There's a portrait of George Washington in the Oval Office, but Joe Biden chose Thomas Jefferson and John Adams to decorate his office instead.
Why? Because Jefferson and Adams were the first two vice presidents who went on to become president in their own right.
"I joke to myself, I wonder what their portraits looked like when they were vice presidents," Biden recently told GQ magazine.
Is it even a secret that Biden truly hopes to succeed President Obama? Just about everyone assumes that Hillary Clinton is the front-runner for the Democratic presidential nomination in 2016, so it's an uphill climb for the vice president.
But watching what he's done over the last year or so is more than just a Beltway parlor game. It's a case study in how to tell when the people you've recruited to your team have started counting the days until you step down.
Here are three signs:
They make themselves invaluable.
In 2008, after he dropped out of the presidential nomination contest himself, Biden had to make a choice: endorse Obama or Clinton. He chose wisely, at a time when Obama still needed him.
Still, until recently it was basically a Washington joke to suggest Biden might succeed Obama. But then as GQ pointed out, over the last year or so...
... abruptly, Biden's stock started steeply rising, at least in the eyes of the public. Washington had been hyperventilating about the fiscal cliff, and Obama sent Biden in to broker a deal. Then came the killings in Newtown, Connecticut, and Obama sent Biden out to rally the public, Biden in to reason with Congress, Biden over to talk to the NRA. In 2013, Biden has emerged increasingly more visibly potent than his boss. THE MOST INFLUENTIAL VICE PRESIDENT IN HISTORY? one headline proffered.
They hustle to shore up weaknesses.
We've been hearing for more than two decades, since long before she held elected office, that Hillary Clinton has presidential aspirations. From First Lady to U.S. Senator to presidential candidate to Secretary of State--regardless of what you think of her politically, Clinton has done a masterful job of filling in the gaps in her experience.

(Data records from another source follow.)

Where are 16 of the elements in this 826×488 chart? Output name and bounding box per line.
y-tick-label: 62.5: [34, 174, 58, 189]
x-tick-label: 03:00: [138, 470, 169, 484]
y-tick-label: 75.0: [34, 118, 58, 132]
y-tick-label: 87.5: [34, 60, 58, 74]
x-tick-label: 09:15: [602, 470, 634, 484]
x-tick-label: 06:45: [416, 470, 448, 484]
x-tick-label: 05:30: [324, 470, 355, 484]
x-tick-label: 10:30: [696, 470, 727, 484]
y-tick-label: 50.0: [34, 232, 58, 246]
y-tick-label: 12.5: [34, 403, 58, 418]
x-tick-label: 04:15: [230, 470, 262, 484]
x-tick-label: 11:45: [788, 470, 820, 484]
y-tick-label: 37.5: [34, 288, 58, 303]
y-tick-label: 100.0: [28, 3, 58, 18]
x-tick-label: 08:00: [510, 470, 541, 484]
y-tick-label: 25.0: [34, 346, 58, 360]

Biden, for all his gaffe-prone goodness, has a deep government resume, including three decades in the Senate and service on both the judiciary and foreign affairs committees.
Moreover, Biden is in the right place, statistically speaking. Of the 17 U.S. presidents in the 20th Century, seven had previously been vice president. Four other vice presidents ran for president and lost (most recently, Al Gore in 2000).
They are open about it.
You can't be more obvious than Joe Biden. Even stepping beyond the political arena, the paths from COO to CEO in big companies, or executive officer to commander in military units are well-worn. Heck, the highest-paid CEO in America right now is a former COO, Apple's Tim Cook.

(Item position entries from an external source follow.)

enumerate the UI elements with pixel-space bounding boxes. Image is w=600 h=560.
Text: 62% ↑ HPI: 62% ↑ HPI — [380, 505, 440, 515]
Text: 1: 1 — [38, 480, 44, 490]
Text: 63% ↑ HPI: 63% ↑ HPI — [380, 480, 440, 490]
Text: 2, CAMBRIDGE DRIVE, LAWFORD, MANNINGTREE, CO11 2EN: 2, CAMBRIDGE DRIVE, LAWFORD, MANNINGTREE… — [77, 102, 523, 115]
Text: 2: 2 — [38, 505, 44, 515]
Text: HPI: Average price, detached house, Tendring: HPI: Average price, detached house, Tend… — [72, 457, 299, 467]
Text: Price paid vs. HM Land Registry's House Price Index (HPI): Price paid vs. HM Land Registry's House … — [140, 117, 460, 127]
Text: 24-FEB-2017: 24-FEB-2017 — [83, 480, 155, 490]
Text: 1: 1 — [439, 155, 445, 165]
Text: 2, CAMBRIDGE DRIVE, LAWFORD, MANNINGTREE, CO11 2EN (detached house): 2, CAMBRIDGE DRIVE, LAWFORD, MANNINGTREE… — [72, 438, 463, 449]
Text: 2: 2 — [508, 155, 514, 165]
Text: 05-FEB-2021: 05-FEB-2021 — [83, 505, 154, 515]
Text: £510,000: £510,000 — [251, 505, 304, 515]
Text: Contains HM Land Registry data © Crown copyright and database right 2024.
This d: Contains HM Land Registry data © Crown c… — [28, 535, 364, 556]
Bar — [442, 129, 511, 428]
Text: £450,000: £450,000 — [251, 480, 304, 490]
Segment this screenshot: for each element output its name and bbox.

That said, as Marshall Goldsmith points out in Harvard Business Review, tacitly encouraging an underling's false hope to succeed the boss can be dangerous:
Succession charts aren't promises, [but] they are often communicated as such and can lead to frustration if they aren't realistic. Bottom line, don't jerk around high performing leaders with unrealistic development expectations. Only give the promise of succession if there is a realistic chance of it happening!
What do you think? Early as it is, does Biden hold out any hope of getting the Democratic nomination in 2016? And what other signs should you look for to see whether someone on your team is getting restless?